Kappa statistics are most used to quantify the reproducibility of a discrete variable. See the data in Table 25-9 [58]. Suppose medical records indicate that 39 out of 217 people received a specific drug. When administering a questionnaire, 14 of the 39 people who were prescribed a drug reported that a drug had been prescribed to them, while 171 out of 178 people who had not been prescribed a drug said they had not. The agreement between the two methods of gathering information (85%) That`s pretty good, actually. However, relatively few people actually prescribed the drug, so even if all study participants said they had not prescribed the drug, whether they had it or not, consent would still be high. It is therefore necessary to put in place statistics that take into account the agreement that would be expected at random. Kappa`s statistics, which take into account random agreement, are defined as another performance index in the form of Kappa14 coefficients, which has also been proposed for the harmonization of various classification problems. The Kappa is used to compare BCI systems with a different number of classes, as it is difficult to use CA for comparison [289]. A 50% certification body for a two-speed problem corresponds to a 25% certification body for a four-class problem, making it more difficult to compare fairly for problems with a different number of classes when the CA is used as a quantifier. In addition, measuring performance with CA becomes ambiguous when certain classes are frequent during a given process. However, the kappa coefficient represents the share of the agreement reached after the cancellation of the share of the agreement that could occur accidentally [290].

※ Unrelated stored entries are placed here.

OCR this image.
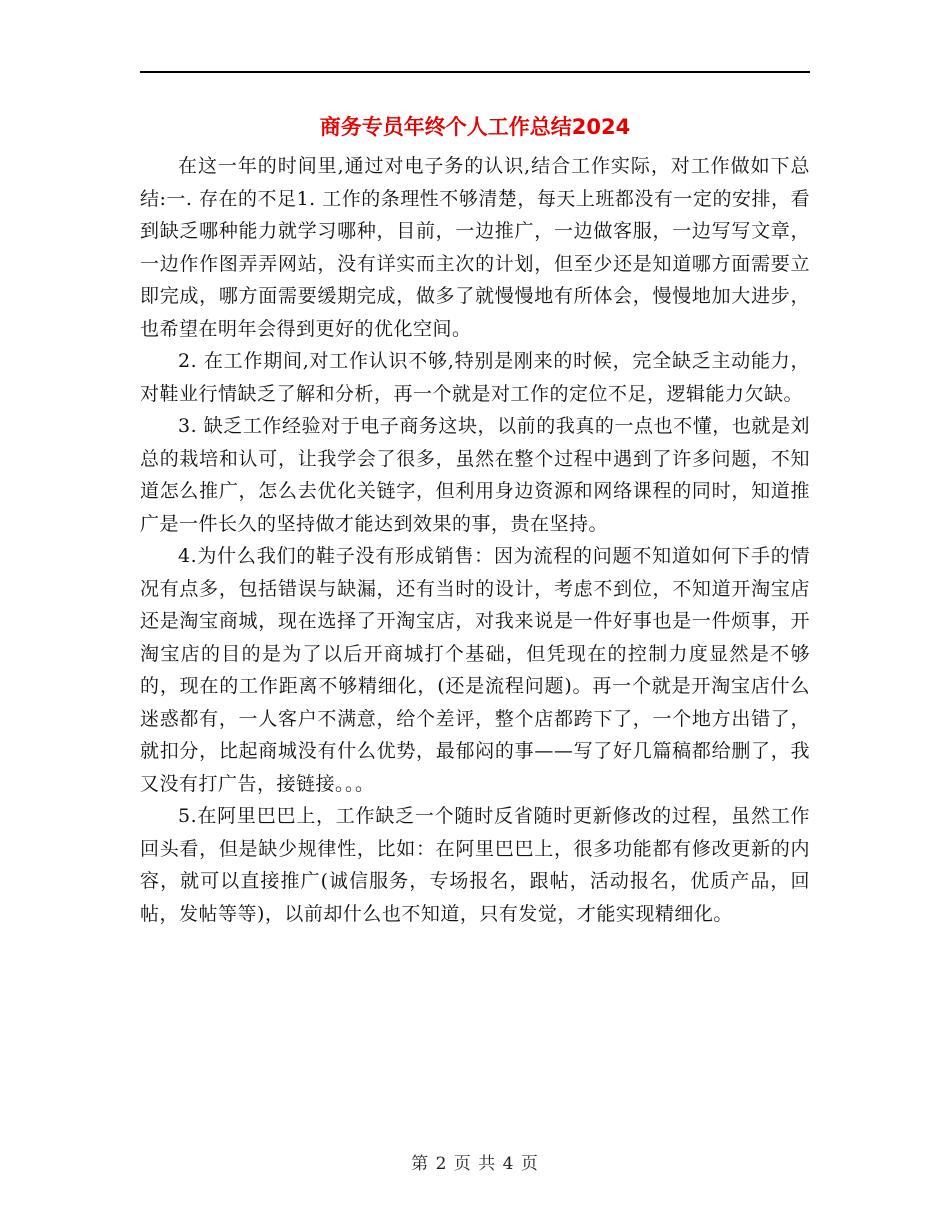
商务专员年终个人工作总结2024

在这一年的时间里,通过对电子务的认识,结合工作实际，对工作做如下总结:一. 存在的不足1. 工作的条理性不够清楚，每天上班都没有一定的安排，看到缺乏哪种能力就学习哪种，目前，一边推广，一边做客服，一边写写文章，一边作作图弄弄网站，没有详实而主次的计划，但至少还是知道哪方面需要立即完成，哪方面需要缓期完成，做多了就慢慢地有所体会，慢慢地加大进步，也希望在明年会得到更好的优化空间。

2. 在工作期间,对工作认识不够,特别是刚来的时候，完全缺乏主动能力，对鞋业行情缺乏了解和分析，再一个就是对工作的定位不足，逻辑能力欠缺。

3. 缺乏工作经验对于电子商务这块，以前的我真的一点也不懂，也就是刘总的栽培和认可，让我学会了很多，虽然在整个过程中遇到了许多问题，不知道怎么推广，怎么去优化关链字，但利用身边资源和网络课程的同时，知道推广是一件长久的坚持做才能达到效果的事，贵在坚持。

4.为什么我们的鞋子没有形成销售：因为流程的问题不知道如何下手的情况有点多，包括错误与缺漏，还有当时的设计，考虑不到位，不知道开淘宝店还是淘宝商城，现在选择了开淘宝店，对我来说是一件好事也是一件烦事，开淘宝店的目的是为了以后开商城打个基础，但凭现在的控制力度显然是不够的，现在的工作距离不够精细化，(还是流程问题)。再一个就是开淘宝店什么迷惑都有，一人客户不满意，给个差评，整个店都跨下了，一个地方出错了，就扣分，比起商城没有什么优势，最郁闷的事——写了好几篇稿都给删了，我又没有打广告，接链接。。。

5.在阿里巴巴上，工作缺乏一个随时反省随时更新修改的过程，虽然工作回头看，但是缺少规律性，比如：在阿里巴巴上，很多功能都有修改更新的内容，就可以直接推广(诚信服务，专场报名，跟帖，活动报名，优质产品，回帖，发帖等等)，以前却什么也不知道，只有发觉，才能实现精细化。

第 2 页 共 4 页
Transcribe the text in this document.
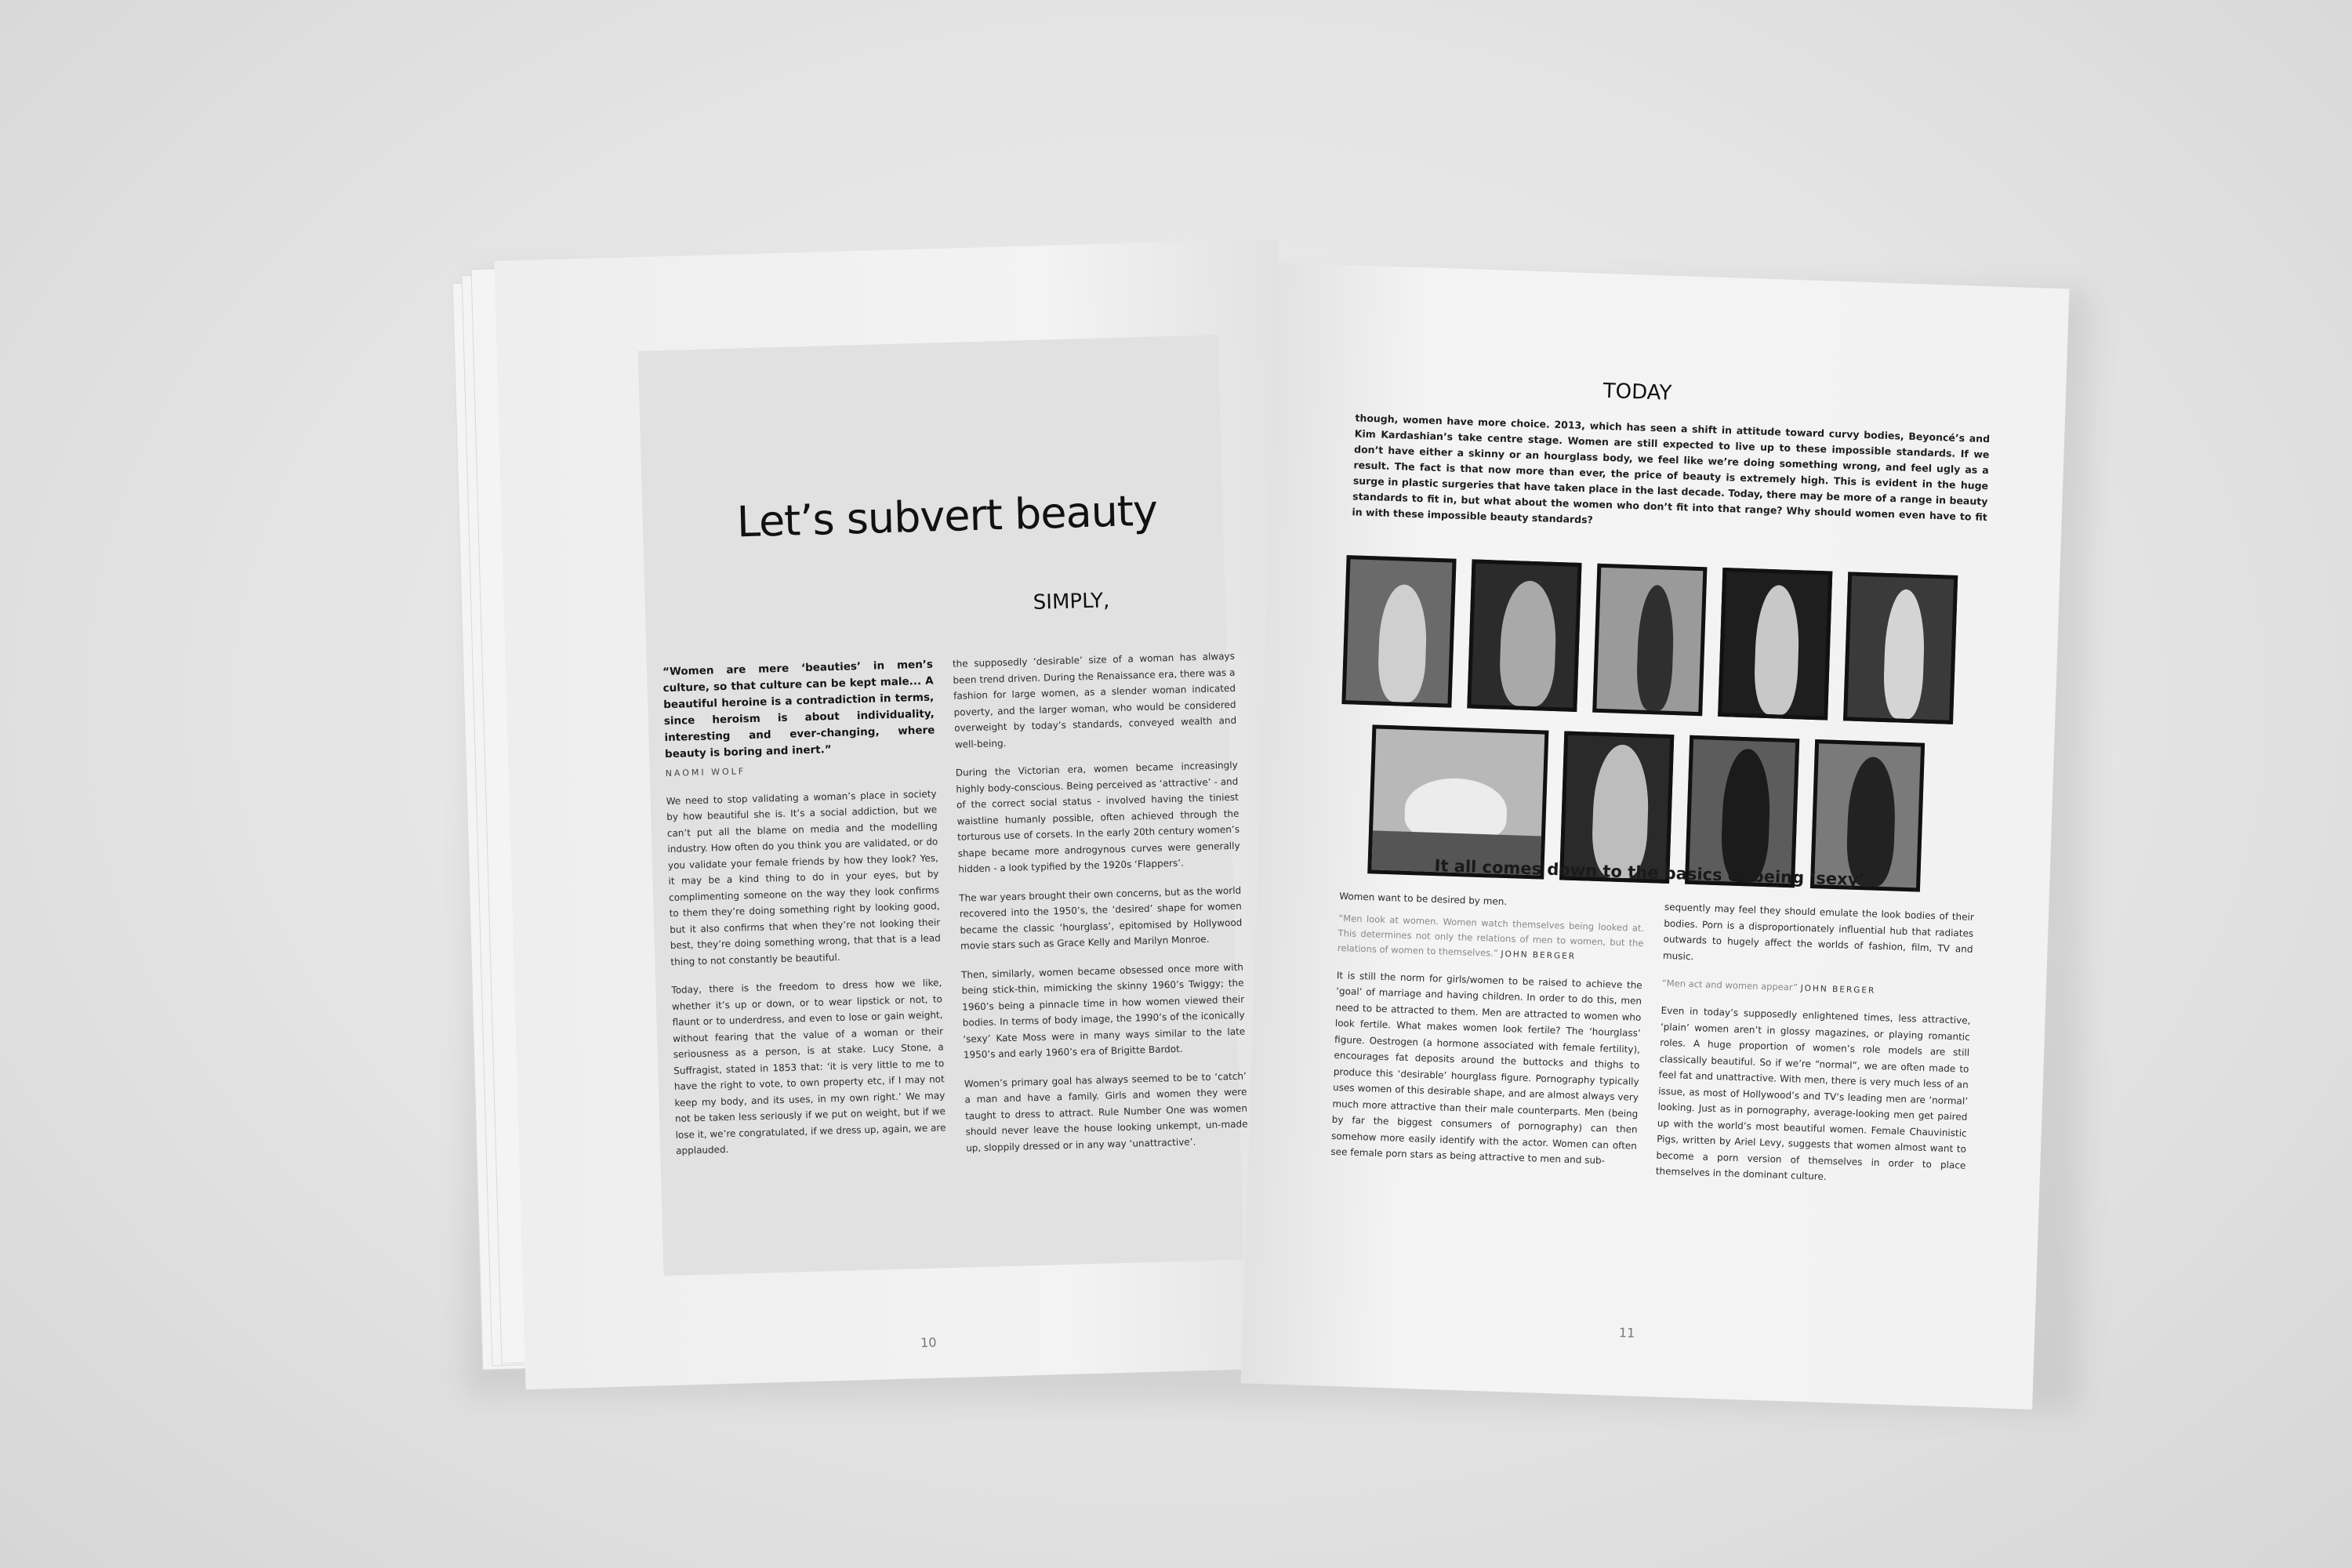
Let’s subvert beauty
SIMPLY,
“Women are mere ‘beauties’ in men’s culture, so that culture can be kept male... A beautiful heroine is a contradiction in terms, since heroism is about individuality, interesting and ever-changing, where beauty is boring and inert.”
NAOMI WOLF

We need to stop validating a woman’s place in society by how beautiful she is. It’s a social addiction, but we can’t put all the blame on media and the modelling industry. How often do you think you are validated, or do you validate your female friends by how they look? Yes, it may be a kind thing to do in your eyes, but by complimenting someone on the way they look confirms to them they’re doing something right by looking good, but it also confirms that when they’re not looking their best, they’re doing something wrong, that that is a lead thing to not constantly be beautiful.

Today, there is the freedom to dress how we like, whether it’s up or down, or to wear lipstick or not, to flaunt or to underdress, and even to lose or gain weight, without fearing that the value of a woman or their seriousness as a person, is at stake. Lucy Stone, a Suffragist, stated in 1853 that: ‘it is very little to me to have the right to vote, to own property etc, if I may not keep my body, and its uses, in my own right.’ We may not be taken less seriously if we put on weight, but if we lose it, we’re congratulated, if we dress up, again, we are applauded.

the supposedly ‘desirable’ size of a woman has always been trend driven. During the Renaissance era, there was a fashion for large women, as a slender woman indicated poverty, and the larger woman, who would be considered overweight by today’s standards, conveyed wealth and well-being.

During the Victorian era, women became increasingly highly body-conscious. Being perceived as ‘attractive’ - and of the correct social status - involved having the tiniest waistline humanly possible, often achieved through the torturous use of corsets. In the early 20th century women’s shape became more androgynous curves were generally hidden - a look typified by the 1920s ‘Flappers’.

The war years brought their own concerns, but as the world recovered into the 1950’s, the ‘desired’ shape for women became the classic ‘hourglass’, epitomised by Hollywood movie stars such as Grace Kelly and Marilyn Monroe.

Then, similarly, women became obsessed once more with being stick-thin, mimicking the skinny 1960’s Twiggy; the 1960’s being a pinnacle time in how women viewed their bodies. In terms of body image, the 1990’s of the iconically ‘sexy’ Kate Moss were in many ways similar to the late 1950’s and early 1960’s era of Brigitte Bardot.

Women’s primary goal has always seemed to be to ‘catch’ a man and have a family. Girls and women they were taught to dress to attract. Rule Number One was women should never leave the house looking unkempt, un-made up, sloppily dressed or in any way ‘unattractive’.

10
TODAY
though, women have more choice. 2013, which has seen a shift in attitude toward curvy bodies, Beyoncé’s and Kim Kardashian’s take centre stage. Women are still expected to live up to these impossible standards. If we don’t have either a skinny or an hourglass body, we feel like we’re doing something wrong, and feel ugly as a result. The fact is that now more than ever, the price of beauty is extremely high. This is evident in the huge surge in plastic surgeries that have taken place in the last decade. Today, there may be more of a range in beauty standards to fit in, but what about the women who don’t fit into that range? Why should women even have to fit in with these impossible beauty standards?
It all comes down to the basics of being ‘sexy’

Women want to be desired by men.

“Men look at women. Women watch themselves being looked at. This determines not only the relations of men to women, but the relations of women to themselves.” JOHN BERGER

It is still the norm for girls/women to be raised to achieve the ‘goal’ of marriage and having children. In order to do this, men need to be attracted to them. Men are attracted to women who look fertile. What makes women look fertile? The ‘hourglass’ figure. Oestrogen (a hormone associated with female fertility), encourages fat deposits around the buttocks and thighs to produce this ‘desirable’ hourglass figure. Pornography typically uses women of this desirable shape, and are almost always very much more attractive than their male counterparts. Men (being by far the biggest consumers of pornography) can then somehow more easily identify with the actor. Women can often see female porn stars as being attractive to men and sub-

sequently may feel they should emulate the look bodies of their bodies. Porn is a disproportionately influential hub that radiates outwards to hugely affect the worlds of fashion, film, TV and music.

“Men act and women appear” JOHN BERGER

Even in today’s supposedly enlightened times, less attractive, ‘plain’ women aren’t in glossy magazines, or playing romantic roles. A huge proportion of women’s role models are still classically beautiful. So if we’re “normal”, we are often made to feel fat and unattractive. With men, there is very much less of an issue, as most of Hollywood’s and TV’s leading men are ‘normal’ looking. Just as in pornography, average-looking men get paired up with the world’s most beautiful women. Female Chauvinistic Pigs, written by Ariel Levy, suggests that women almost want to become a porn version of themselves in order to place themselves in the dominant culture.

11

Therefore, some of the obvious CA results obtained by chance are suppressed to the extent of performance by the use of Kappa. In the case of a Class N problem, the relationship between the kappa k coefficient and CA can be described as follows if the N classes are equal to a probability of 1/N: the objective of this document is to propose a kappa statistic for dichotomous evaluations with free reaction, which does not require a definition of areas of interest or any other simplification of the observed data. This Kappa statistic also takes into account the formation of patient-specific clusters [4-6] of several observations made for the same patient. The above results show the effectiveness of the purposes in the cases reviewed. They are similar to those manufactured by , Although the latter does not have a clear operational interpretation, the first has a formally defined but intuitive meaning: it measures the amount of standardized information exchanged between the two advisors through the agreement channel. The diagnostic agreement is a measure designed both to assess the reliability of a diagnostic test and to assess the consistency between different interpretations of the same diagnostic results. The same approach has been used successfully in different areas, such as machine learning, .B, to identify noise in data sets and to compare multiple preachers in assembly methods (cf.B.[ 40, 45]). Many different techniques have been put in place to measure the diagnostic agreement.

For example, the gross agreement [2], Cohens Kappa [13], intraclassical correlation [44], the McNemar test [34] and log odds ratio [22] were proposed for dichotomy analysis, i.e. where the scale has only two authorized values; on the contrary, kappa weighted weights [14], square weights [23], intraclassical correlation [2, 44] and association models [7] were proposed for categorical value-added valuations, i.e. where the authorized values are greater than 2.